U20-WM: Deutschland im Finale gegen Nigeria
Nigerias heißt der Endspielgegner Deutschlands bei der U20-Frauenfußball-WM. Der Afrikameister setzte sich im zweiten Halbfinale knapp, aber verdient gegen Kolumbien durch.
Die zur besten Spielerin des Turniers nominierte Ebere Orji erzielte bereits in der zweiten Spielminute mit einem Abstauber den Treffer des Tages, für Nigeria ist es der größte Erfolg in der Frauenfußball-Geschichte des Landes. Am Sonntag, 1. August, bestreiten somit Deutschland und Nigeria in Bielefeld ab 15.00 Uhr das Finale, bereits zuvor treffen ab 12.00 Uhr Südkorea und Kolumbien im Spiel um Platz 3 aufeinander.

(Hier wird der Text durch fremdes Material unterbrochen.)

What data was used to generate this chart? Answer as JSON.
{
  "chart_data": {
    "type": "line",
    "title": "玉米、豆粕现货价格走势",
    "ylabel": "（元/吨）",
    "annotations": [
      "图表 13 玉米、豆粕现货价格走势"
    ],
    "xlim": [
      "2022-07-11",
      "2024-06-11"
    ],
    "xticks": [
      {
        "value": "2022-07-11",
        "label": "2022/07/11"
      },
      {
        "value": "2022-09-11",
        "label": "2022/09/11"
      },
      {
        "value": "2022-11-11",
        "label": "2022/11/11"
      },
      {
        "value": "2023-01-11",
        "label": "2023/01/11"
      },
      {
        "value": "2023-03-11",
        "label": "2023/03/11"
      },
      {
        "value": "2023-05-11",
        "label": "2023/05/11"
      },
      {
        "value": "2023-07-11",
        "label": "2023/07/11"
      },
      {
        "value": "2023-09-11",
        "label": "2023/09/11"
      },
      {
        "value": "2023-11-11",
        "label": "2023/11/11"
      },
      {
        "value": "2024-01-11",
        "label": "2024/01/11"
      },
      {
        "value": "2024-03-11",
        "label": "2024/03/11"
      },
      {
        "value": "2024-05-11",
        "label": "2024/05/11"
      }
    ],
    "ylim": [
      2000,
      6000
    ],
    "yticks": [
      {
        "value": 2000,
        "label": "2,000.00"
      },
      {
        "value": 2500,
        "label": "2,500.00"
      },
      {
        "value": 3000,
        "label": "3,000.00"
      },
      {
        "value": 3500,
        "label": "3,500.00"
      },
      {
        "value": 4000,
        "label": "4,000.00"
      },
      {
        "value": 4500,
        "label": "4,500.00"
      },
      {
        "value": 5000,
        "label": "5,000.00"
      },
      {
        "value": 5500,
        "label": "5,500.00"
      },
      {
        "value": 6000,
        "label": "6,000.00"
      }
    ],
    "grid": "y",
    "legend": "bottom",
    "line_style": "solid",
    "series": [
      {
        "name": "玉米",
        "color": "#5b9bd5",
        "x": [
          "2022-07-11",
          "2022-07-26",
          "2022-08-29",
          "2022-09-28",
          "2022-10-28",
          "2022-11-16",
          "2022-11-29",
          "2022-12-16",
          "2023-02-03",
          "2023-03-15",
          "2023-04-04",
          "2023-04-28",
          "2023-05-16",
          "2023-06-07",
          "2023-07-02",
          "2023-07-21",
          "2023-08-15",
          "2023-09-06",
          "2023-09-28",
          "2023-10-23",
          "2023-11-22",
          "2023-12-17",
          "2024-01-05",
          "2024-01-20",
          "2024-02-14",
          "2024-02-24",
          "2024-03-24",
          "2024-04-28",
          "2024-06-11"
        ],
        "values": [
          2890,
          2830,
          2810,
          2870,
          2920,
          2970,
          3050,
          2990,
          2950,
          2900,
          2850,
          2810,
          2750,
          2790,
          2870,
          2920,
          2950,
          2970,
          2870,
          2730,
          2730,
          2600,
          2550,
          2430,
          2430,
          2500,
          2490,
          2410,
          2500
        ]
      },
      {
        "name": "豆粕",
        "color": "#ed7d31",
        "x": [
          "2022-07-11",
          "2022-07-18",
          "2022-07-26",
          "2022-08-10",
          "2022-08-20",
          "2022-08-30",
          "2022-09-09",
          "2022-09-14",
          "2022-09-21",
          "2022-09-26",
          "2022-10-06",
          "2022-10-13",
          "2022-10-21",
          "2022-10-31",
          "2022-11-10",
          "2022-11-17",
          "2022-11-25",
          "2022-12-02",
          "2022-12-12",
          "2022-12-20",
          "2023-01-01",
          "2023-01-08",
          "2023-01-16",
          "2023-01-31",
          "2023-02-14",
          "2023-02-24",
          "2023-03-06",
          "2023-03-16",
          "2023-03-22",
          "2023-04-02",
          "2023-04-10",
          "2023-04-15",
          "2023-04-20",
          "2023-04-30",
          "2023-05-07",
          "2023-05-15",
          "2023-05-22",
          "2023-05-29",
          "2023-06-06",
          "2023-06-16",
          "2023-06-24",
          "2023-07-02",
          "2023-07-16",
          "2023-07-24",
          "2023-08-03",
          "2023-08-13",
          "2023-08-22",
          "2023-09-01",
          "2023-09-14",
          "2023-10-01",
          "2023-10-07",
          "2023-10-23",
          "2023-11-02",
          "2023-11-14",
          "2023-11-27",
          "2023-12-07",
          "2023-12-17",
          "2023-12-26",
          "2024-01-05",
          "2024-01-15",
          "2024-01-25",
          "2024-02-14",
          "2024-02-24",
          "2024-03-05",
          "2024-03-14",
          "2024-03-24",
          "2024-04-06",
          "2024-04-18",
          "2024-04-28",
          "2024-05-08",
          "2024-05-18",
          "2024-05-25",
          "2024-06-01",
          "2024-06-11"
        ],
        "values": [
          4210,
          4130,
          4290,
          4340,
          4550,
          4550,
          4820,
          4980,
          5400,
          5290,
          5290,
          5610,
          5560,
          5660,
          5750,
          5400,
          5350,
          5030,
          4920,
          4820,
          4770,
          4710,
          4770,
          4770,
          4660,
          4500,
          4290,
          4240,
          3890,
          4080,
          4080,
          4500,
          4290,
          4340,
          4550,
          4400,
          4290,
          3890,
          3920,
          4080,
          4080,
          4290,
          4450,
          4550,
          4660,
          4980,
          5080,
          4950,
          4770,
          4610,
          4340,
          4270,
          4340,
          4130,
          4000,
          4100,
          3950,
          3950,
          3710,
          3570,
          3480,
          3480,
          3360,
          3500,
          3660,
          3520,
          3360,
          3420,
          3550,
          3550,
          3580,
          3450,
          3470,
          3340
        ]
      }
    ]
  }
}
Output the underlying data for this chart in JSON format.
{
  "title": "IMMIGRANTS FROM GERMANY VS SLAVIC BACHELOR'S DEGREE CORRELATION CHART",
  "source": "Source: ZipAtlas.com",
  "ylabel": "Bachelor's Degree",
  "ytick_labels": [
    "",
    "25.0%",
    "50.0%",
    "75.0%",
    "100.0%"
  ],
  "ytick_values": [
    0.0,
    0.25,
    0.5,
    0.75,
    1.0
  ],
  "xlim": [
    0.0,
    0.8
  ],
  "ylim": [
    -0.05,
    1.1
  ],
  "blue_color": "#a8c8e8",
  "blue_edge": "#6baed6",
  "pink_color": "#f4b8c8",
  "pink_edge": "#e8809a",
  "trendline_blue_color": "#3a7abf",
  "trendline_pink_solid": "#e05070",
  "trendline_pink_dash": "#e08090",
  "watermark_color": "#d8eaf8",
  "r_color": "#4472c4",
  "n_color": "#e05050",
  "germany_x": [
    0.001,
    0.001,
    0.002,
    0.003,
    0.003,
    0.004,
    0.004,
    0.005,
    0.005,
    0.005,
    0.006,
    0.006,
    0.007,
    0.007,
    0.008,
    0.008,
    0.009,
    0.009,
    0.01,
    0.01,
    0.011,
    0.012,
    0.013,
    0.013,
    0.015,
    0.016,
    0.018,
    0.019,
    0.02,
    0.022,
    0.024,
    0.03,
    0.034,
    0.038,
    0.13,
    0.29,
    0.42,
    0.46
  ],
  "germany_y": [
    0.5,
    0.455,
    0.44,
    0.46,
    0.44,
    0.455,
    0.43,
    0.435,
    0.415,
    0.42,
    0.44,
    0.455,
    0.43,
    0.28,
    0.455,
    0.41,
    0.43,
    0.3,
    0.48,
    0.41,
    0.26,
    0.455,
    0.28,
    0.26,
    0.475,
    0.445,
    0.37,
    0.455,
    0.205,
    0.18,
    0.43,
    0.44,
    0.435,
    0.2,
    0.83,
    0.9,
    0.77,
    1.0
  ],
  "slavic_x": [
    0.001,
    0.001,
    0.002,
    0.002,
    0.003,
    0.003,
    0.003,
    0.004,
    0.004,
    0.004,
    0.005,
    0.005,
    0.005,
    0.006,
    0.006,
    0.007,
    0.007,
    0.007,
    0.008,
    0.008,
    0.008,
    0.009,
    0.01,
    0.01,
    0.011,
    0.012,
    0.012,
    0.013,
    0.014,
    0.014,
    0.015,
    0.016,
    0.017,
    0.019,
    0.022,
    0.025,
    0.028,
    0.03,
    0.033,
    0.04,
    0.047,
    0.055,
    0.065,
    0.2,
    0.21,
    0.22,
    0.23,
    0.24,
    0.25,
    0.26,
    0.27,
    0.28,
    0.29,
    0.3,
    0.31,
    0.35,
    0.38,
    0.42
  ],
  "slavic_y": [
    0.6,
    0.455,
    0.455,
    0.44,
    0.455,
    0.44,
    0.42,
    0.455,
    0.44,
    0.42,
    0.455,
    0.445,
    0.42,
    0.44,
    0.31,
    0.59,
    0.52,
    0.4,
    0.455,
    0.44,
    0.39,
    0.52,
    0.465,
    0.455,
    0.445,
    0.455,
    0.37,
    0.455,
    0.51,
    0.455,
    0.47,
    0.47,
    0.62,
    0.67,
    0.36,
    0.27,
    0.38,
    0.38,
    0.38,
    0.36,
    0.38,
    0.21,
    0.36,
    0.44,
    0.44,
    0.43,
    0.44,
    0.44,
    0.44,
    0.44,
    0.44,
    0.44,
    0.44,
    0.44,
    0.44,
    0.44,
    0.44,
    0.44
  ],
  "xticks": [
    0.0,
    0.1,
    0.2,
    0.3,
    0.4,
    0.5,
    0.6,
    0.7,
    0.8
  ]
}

Frühe Entscheidung durch Torwartfehler Das Spiel hatte noch nicht richtig begonnen, da stand es bereits 1:0 für die Nigerianerinnen: Kolumbiens Torhüterin Paula Forero unterschätzte einen weiten 40-Meter-Schlag, der Ball prallte von der Latte ins Spielfeld zurück und Orji musste den Ball nur über die Linie drücken (2.).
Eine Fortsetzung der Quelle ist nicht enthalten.